Although prosecutors said in initial charging documents that Pruitt had bragged he’d “dropped” a police officer on Jan. 6, he was never charged with assault and no evidence was presented of any assaultive conduct on his part. Loeb argued Pruitt had emboldened and facilitated assaults by other rioters through his presence and menacing appearance – as well as through a large wooden sign across the atrium – just like the Proud Boys had discussed doing in their chat.
Judge Kelly, who served as a federal prosecutor and as chief counsel for national security to the Senate Judiciary Committee before being appointed to the federal bench in 2017 by former President Donald Trump, wrestled most visibly with how to weigh Pruitt’s encounter with Schumer. Kelly said there was no evidence Pruitt had intentionally sought out Schumer – unlike other rioters, he noted, who walked through the halls yelling, “Where is Nancy Pelosi?” – and there was also no evidence Pruitt had identified Schumer.
“It would be different if I had him seeing Mr. Schumer and making a beeline to get to him,” Kelly said.

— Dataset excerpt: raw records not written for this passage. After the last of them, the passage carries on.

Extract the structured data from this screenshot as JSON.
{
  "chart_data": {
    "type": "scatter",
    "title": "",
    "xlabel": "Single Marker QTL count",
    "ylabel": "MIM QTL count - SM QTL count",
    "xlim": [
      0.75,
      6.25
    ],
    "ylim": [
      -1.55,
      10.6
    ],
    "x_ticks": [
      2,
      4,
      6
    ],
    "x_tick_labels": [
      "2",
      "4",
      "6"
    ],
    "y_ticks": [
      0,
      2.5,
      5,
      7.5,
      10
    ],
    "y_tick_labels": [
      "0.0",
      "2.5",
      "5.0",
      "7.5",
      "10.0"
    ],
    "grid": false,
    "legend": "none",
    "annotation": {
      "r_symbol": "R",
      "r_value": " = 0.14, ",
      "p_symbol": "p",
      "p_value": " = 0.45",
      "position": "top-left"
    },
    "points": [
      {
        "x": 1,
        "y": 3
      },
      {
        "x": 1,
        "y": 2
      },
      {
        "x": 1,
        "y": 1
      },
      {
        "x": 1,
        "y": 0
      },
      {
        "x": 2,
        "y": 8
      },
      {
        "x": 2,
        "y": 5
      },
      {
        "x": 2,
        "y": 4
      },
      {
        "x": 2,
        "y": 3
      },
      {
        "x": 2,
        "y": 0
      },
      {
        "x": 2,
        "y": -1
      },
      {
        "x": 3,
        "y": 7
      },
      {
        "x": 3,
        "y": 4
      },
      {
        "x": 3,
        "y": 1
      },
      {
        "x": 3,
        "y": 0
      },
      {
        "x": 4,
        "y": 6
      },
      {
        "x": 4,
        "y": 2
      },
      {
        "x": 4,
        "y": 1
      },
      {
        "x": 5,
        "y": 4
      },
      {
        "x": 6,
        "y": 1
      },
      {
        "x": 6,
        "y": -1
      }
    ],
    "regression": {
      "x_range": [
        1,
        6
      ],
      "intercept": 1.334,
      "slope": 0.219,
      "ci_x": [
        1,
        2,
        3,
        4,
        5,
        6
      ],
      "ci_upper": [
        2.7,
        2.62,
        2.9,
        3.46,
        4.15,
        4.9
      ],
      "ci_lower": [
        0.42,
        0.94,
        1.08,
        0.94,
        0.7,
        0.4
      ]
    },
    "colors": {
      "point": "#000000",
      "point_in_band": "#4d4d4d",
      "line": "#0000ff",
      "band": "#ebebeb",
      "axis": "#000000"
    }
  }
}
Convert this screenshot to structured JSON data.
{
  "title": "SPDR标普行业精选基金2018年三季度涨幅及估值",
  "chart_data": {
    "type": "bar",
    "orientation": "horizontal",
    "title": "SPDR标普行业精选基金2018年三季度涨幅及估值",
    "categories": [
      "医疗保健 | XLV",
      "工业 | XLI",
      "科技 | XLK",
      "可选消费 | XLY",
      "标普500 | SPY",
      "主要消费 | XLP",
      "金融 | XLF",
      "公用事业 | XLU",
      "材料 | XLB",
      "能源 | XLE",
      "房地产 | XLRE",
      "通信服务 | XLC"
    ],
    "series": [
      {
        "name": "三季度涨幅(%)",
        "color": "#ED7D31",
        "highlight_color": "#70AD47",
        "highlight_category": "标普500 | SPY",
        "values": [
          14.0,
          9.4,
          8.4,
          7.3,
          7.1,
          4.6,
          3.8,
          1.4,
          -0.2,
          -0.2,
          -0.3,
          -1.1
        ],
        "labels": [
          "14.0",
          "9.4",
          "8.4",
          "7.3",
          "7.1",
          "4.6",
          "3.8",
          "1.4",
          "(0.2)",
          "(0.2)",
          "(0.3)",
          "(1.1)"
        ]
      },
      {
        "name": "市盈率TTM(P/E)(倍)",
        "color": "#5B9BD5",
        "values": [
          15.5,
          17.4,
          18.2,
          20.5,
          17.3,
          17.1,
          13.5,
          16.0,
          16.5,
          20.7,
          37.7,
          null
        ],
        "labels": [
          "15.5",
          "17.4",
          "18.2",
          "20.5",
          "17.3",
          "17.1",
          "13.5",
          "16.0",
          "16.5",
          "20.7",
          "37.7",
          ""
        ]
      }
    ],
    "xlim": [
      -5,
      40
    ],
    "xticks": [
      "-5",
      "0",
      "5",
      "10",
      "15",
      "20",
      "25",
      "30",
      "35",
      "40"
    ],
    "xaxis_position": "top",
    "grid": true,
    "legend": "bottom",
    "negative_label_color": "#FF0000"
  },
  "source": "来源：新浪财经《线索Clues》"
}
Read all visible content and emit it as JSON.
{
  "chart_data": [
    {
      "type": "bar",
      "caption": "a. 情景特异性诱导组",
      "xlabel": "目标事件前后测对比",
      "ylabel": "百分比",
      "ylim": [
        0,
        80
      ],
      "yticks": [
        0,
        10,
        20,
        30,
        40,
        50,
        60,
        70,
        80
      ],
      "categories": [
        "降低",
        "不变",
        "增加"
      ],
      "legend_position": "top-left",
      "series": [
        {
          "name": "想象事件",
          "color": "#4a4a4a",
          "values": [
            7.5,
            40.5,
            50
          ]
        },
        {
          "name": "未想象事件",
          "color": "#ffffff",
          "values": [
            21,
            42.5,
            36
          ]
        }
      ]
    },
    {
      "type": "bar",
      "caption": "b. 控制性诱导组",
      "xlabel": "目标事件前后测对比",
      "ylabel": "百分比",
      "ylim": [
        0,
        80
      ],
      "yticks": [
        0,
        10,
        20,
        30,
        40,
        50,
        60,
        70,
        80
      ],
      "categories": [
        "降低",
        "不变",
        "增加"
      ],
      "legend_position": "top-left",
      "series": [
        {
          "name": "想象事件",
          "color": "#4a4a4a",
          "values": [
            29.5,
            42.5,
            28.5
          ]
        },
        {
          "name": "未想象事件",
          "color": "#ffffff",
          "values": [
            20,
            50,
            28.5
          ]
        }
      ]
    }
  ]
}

But, Kelly said, he also didn’t intend to minimize the statements of officers who said they felt Pruitt was chasing them or that they believed Schumer was in such imminent danger they needed to immediately reroute him. Kelly also said he believed it was fair to weigh how deeply a Jan. 6 defendant had penetrated into the Capitol.
In their presentencing report, pretrial services officers recommended Pruitt be ordered to serve 63 months behind bars. Prosecutors asked for 60, and Jenkins argued for 36 months – some or all of which to be served on home confinement. After a brief deliberation Monday, Kelly landed on 55 months, to be followed by 36 months of supervised release.

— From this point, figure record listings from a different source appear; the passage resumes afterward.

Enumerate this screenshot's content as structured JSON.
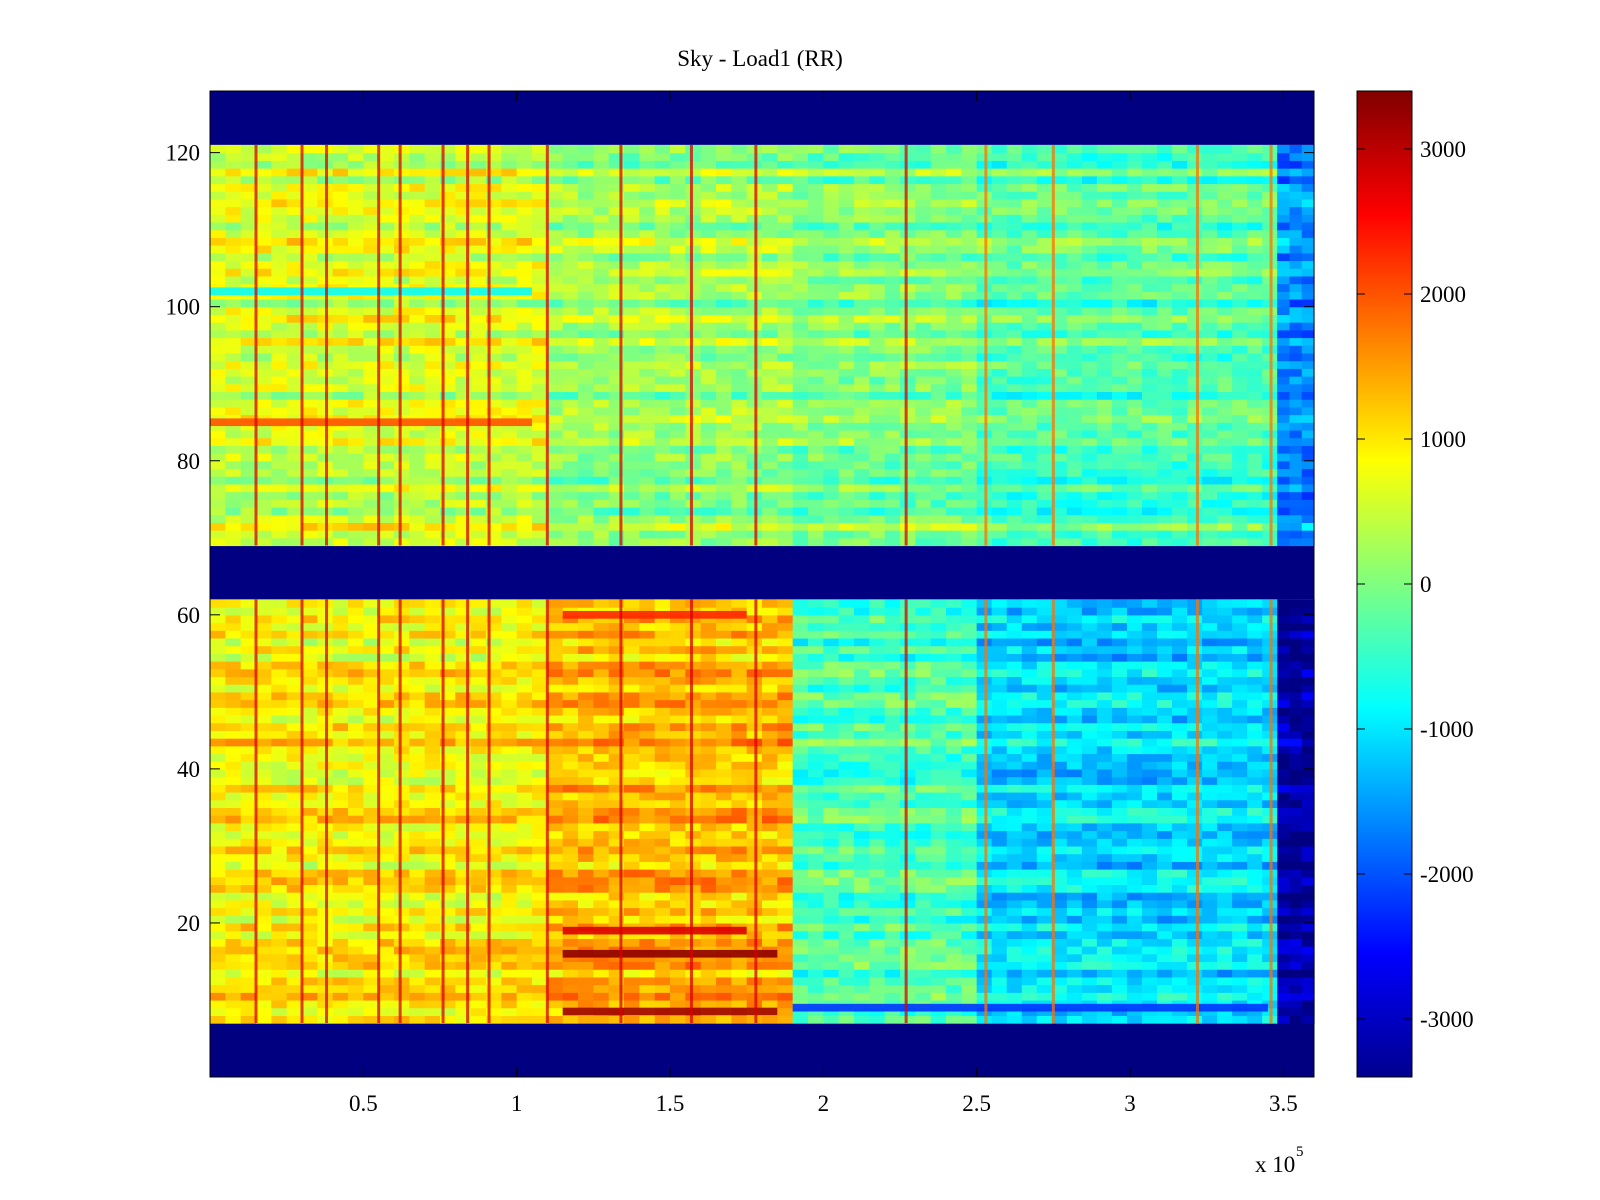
{
  "chart_data": {
    "type": "heatmap",
    "title": "Sky - Load1 (RR)",
    "xlabel": "",
    "ylabel": "",
    "x_multiplier_label": "x 10",
    "x_multiplier_exponent": "5",
    "x_multiplier": 100000,
    "xlim": [
      0,
      3.6
    ],
    "ylim": [
      0,
      128
    ],
    "x_ticks": [
      0.5,
      1,
      1.5,
      2,
      2.5,
      3,
      3.5
    ],
    "x_tick_labels": [
      "0.5",
      "1",
      "1.5",
      "2",
      "2.5",
      "3",
      "3.5"
    ],
    "y_ticks": [
      20,
      40,
      60,
      80,
      100,
      120
    ],
    "y_tick_labels": [
      "20",
      "40",
      "60",
      "80",
      "100",
      "120"
    ],
    "colormap": "jet",
    "clim": [
      -3400,
      3400
    ],
    "colorbar_ticks": [
      3000,
      2000,
      1000,
      0,
      -1000,
      -2000,
      -3000
    ],
    "colorbar_tick_labels": [
      "3000",
      "2000",
      "1000",
      "0",
      "-1000",
      "-2000",
      "-3000"
    ],
    "colorbar_placement": "right",
    "masked_value": -3400,
    "masked_y_bands": [
      [
        0,
        7
      ],
      [
        62,
        69
      ],
      [
        121,
        128
      ]
    ],
    "data_y_bands": [
      [
        7,
        62
      ],
      [
        69,
        121
      ]
    ],
    "x_sections": [
      {
        "x": [
          0,
          1.1
        ],
        "lower_band_mean": 900,
        "upper_band_mean": 600
      },
      {
        "x": [
          1.1,
          1.9
        ],
        "lower_band_mean": 1300,
        "upper_band_mean": 200
      },
      {
        "x": [
          1.9,
          2.5
        ],
        "lower_band_mean": -400,
        "upper_band_mean": 0
      },
      {
        "x": [
          2.5,
          3.48
        ],
        "lower_band_mean": -1100,
        "upper_band_mean": -300
      },
      {
        "x": [
          3.48,
          3.6
        ],
        "lower_band_mean": -3200,
        "upper_band_mean": -1600
      }
    ],
    "strong_rows": [
      {
        "y": 8.5,
        "x": [
          1.15,
          1.85
        ],
        "value": 3200
      },
      {
        "y": 16,
        "x": [
          1.15,
          1.85
        ],
        "value": 3300
      },
      {
        "y": 19,
        "x": [
          1.15,
          1.75
        ],
        "value": 2800
      },
      {
        "y": 60,
        "x": [
          1.15,
          1.75
        ],
        "value": 2300
      },
      {
        "y": 85,
        "x": [
          0,
          1.05
        ],
        "value": 2000
      },
      {
        "y": 9,
        "x": [
          1.9,
          3.45
        ],
        "value": -2200
      },
      {
        "y": 102,
        "x": [
          0,
          1.05
        ],
        "value": -800
      }
    ],
    "strong_columns": [
      0.15,
      0.3,
      0.38,
      0.55,
      0.62,
      0.76,
      0.84,
      0.91,
      1.1,
      1.34,
      1.57,
      1.78,
      2.27,
      2.53,
      2.75,
      3.22,
      3.46
    ],
    "legend": []
  }
}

“What you planned to do that day, and what you did do, was intimidate and at least threaten violence as part of this mob,” Kelly said.
The judge also said the fact that Pruitt had gotten so close to Schumer “absolutely has to be deterred” and, in response to Jenkins’ characterization of Pruitt’s criminal history, said he’d been given fair notice that, “Goodness gracious, you have a problem that needs to be addressed.”
Kelly agreed to recommend Pruitt serve his sentence at the federal correctional facility in Butner, North Carolina, to be near his sister.
Though Pruitt was not charged with other Proud Boys now under indictment for seditious conspiracy, his case carries implications for future prosecutions of members of the group. The encrypted messages recovered from the Proud Boys chat via Pruitt’s phone are among the most direct evidence of pre-planning published in court filings so far. Kelly is also presiding over the cases of the five Proud Boys, Tarrio among them, in the seditious conspiracy case. Along with the same obstruction charge Pruitt pleaded guilty to and the seditious conspiracy charge, all five defendants were also indicted on two counts of assaulting, resisting or impeding police – something Kelly warned Pruitt would have garnered him a much longer sentence. All five defendants in the case have pleaded not guilty and are currently scheduled to begin trial before a jury on Dec. 12.